Preparing to Upgrade from Hive 2.x to 3.x

Upgrading from Hive 2.x to 3.x requires you to understand data migration, ACID table migration, permissions, folder structures, and artifact naming.

EEP 9.0.0 introduced Hive 3.1.3, while EEP 7.x and 8.x supported Hive 2.3. Any upgrades from EEP 7.x and 8.x to EEP 9.0.0 require a thorough review of the considerations in this topic. For information about the Hive versions in different EEPs, see Component Versions for Released EEPs.

ACID Table Migration

In Hive 3.x, all data – including data in tables, partitions, and UDF functions – is supported as is in Hive 2.x, except for ACID (transactional) tables. ACID tables require some actions before you upgrade from Hive 2.x to 3.x.
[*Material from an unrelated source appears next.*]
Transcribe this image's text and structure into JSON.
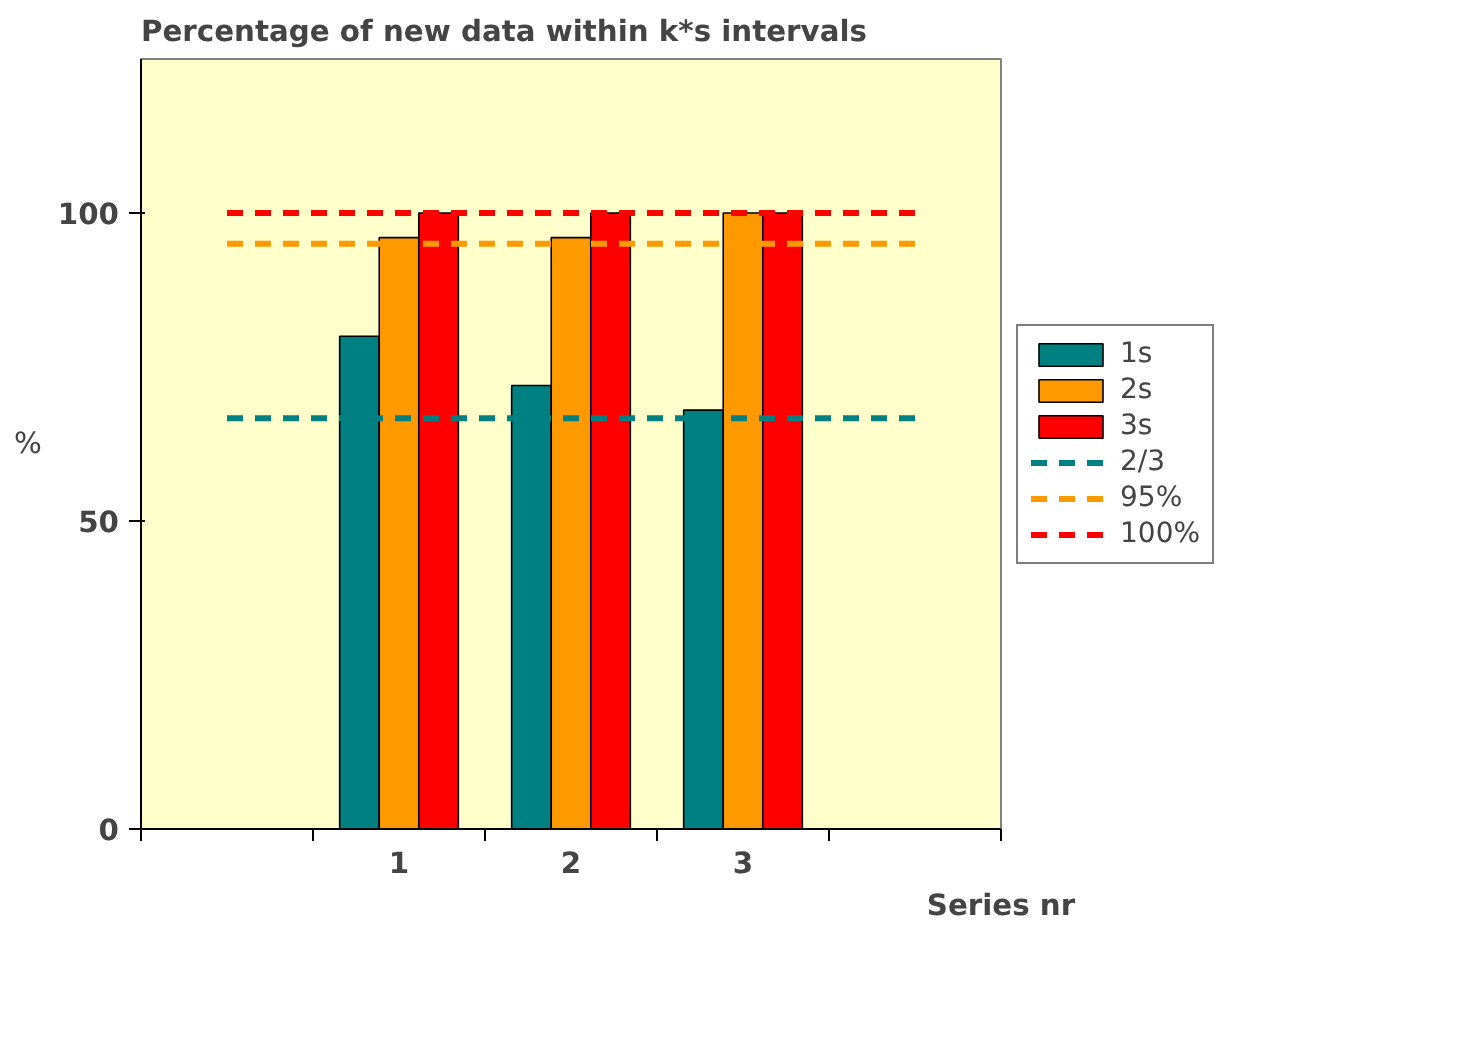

Hive 3.x changed the on-disk layout of ACID tables. Any ACID table partition that had an Update, Delete, or Merge statement executed since the last major compaction must execute a major compaction before upgrading to Hive 3.x.

No more Update, Delete, or Merge statements may be executed against these tables after the start of major compaction. Not following this sequence can lead to data corruption. Tables and partitions that contain only results of Insert statements are fully compatible and do not need to be compacted.

For details, see ACID Table Upgrade Routine.

Permission Processing for New Tables

Hive 3.x dropped the following property:
hive.warehouse.subdir.inherit.perms
Instead of the Hive permission inheritance that was based on the hive.warehouse.subdir.inherit.perms parameter setting, Hive 3.x supports the data-fabric file-system access control model. In Hive 3x, a directory inherits permissions from the Default file-system value. All permissions-inheritance logic has been removed.
To summarize the new behavior:
  • 777 - default warehouse directory
  • 755 - child directories (no more inheritance)

Table permissions that remain from Hive 2.x are unchanged.

Folder Structure and Versioning

Unlike Hive 2.x, Hive-3.x has a three-digit version, which introduces a change in the HIVE_HOME pattern. For example:
Hive Version HIVE_HOME Pattern
2.x /opt/mapr/hive/hive-2.3
3.x /opt/mapr/hive/hive-3.1.3

This change can affect any custom parsing utilities for HIVE_HOME.

Artifact Naming

Hive 3.x JAR artifacts use a four-digit version. For example:
hive-A.B.C.D.jar
where:
  • A is the Major version
  • B is the Minor version
  • C is the Patch version
  • D is the EBF/Release version

This change can affect dependency management in custom applications that refer to Hive 3.x.